Inside `@view { ... }`, a bare item name resolves through the context, so
`text(...)` means `view::text(...)` with no qualification. Precedence is
**locals → same-file top-level → contextual**: a `let` or a same-file function of
the same name shadows the package member. Item field and method names in
modifiers (`.font`, `.boost(...)`) are never contextual. Because the rewrite
produces real `view::text` references before the graph is built,
[code-graph](/docs/tooling) and LSP navigation resolve them automatically.

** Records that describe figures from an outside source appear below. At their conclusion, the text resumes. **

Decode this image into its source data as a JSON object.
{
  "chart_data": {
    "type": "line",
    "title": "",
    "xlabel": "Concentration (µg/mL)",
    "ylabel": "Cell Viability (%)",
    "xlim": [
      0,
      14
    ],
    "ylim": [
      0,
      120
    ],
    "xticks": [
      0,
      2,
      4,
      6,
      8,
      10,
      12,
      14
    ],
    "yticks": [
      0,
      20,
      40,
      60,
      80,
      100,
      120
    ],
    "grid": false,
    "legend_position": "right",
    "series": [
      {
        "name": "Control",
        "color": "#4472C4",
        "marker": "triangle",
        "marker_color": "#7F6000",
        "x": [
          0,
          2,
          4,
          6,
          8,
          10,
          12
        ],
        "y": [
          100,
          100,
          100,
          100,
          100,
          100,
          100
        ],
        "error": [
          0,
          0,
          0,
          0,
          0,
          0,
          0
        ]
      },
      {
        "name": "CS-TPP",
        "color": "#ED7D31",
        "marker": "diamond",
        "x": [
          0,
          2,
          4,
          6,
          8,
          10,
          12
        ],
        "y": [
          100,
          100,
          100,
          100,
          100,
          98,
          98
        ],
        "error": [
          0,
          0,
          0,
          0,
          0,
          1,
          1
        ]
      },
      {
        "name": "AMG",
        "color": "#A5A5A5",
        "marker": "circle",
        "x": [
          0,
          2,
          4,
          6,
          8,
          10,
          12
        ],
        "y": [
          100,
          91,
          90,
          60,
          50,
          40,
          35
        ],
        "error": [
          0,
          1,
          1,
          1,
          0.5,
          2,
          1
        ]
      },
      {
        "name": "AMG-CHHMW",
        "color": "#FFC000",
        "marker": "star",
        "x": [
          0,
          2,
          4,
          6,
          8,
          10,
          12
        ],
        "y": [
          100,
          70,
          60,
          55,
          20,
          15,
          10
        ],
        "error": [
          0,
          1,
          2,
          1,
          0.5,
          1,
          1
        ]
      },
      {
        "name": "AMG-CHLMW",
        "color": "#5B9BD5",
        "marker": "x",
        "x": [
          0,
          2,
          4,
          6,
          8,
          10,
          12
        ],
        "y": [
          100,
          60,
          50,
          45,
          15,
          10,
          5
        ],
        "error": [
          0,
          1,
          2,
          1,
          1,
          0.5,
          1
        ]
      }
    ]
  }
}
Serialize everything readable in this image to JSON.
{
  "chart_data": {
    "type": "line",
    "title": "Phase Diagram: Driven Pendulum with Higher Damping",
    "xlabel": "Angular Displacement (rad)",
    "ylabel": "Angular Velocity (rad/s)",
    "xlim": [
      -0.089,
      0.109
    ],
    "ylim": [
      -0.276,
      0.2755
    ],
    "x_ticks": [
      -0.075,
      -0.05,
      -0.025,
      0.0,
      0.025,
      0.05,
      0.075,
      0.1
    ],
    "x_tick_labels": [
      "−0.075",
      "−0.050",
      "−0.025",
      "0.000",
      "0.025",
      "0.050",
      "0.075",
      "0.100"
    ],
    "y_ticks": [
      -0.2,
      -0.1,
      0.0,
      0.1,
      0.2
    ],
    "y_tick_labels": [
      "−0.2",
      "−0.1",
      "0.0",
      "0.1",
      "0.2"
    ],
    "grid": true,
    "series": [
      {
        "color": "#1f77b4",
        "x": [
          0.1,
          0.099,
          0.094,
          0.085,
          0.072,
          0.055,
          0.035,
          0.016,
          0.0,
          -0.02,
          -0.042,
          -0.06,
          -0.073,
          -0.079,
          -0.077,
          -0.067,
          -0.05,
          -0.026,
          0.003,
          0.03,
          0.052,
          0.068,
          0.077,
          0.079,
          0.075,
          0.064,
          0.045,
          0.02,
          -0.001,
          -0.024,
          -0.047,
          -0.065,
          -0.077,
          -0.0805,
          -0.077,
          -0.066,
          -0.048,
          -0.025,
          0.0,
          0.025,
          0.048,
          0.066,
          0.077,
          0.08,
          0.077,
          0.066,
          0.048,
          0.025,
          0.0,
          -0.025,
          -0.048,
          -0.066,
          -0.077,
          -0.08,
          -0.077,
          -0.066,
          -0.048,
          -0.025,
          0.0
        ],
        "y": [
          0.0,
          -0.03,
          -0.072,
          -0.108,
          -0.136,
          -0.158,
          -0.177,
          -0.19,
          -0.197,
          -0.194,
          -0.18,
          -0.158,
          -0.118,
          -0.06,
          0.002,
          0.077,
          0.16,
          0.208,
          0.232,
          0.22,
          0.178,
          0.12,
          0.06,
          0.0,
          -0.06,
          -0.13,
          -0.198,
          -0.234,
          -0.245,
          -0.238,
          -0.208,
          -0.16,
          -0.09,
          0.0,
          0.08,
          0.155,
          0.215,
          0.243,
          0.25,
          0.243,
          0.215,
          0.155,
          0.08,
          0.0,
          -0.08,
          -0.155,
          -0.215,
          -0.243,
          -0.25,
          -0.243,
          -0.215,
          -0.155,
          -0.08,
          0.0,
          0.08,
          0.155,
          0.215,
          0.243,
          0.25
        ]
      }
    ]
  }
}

## Containers and control flow

A bare `name { ... }` inside a block is a **container element of the same
context**: `vstack { ... }` builds `view::vstack`, and its children resolve in
`view` too. A container takes a *filled* `Builder` (`fn vstack(b: Builder) -> Node`),
so the whole feature lowers to `new`/`add` plus a finisher — the compiler's output
never names a collection type, which is why DSL packages work even on targets
where `Vec` is gated.

`if`/`for` are **collection control flow**, Flutter-style: their items add into
the same builder. `if` needs no `else`.

```cplus
let menu = @view {
    view::text(header)

    vstack {
        for item in items {
            view::row(item)
        }
        if logged_in {
            view::button(logout)
        }
    }
};
```

## What the block rejects

Modifier lines are line-oriented: a `.name` that *starts* a line attaches to the
current item, while a same-line `.name` is ordinary postfix access. Inside call
arguments, indexing, grouping parentheses, and nested expression blocks the rule
is off, so wrapped subexpressions are unaffected.

A few shapes are parse-time errors, reported on the offending DSL line: a
modifier with no current item (including right after a `let`), and `return` /
`break` / `continue` / `yield` / `await` / loops / `defer` / `guard` inside a
block. A nested *different* `@`-DSL is rejected too — use a same-context
container instead. Because the desugar reuses your spans, ordinary sema
diagnostics land where you wrote them: a wrong item type at the item line, an
unknown modifier field at the modifier line, a context without a `Builder` at the
`@ctx` line.

`cpc fmt` keeps `@ctx` glued to its block and round-trips the whole thing —
containers and `if`/`for` included.

See the worked example, [Build a construction DSL](/examples/builder-block-dsl),
for a package and a block you can compile and run.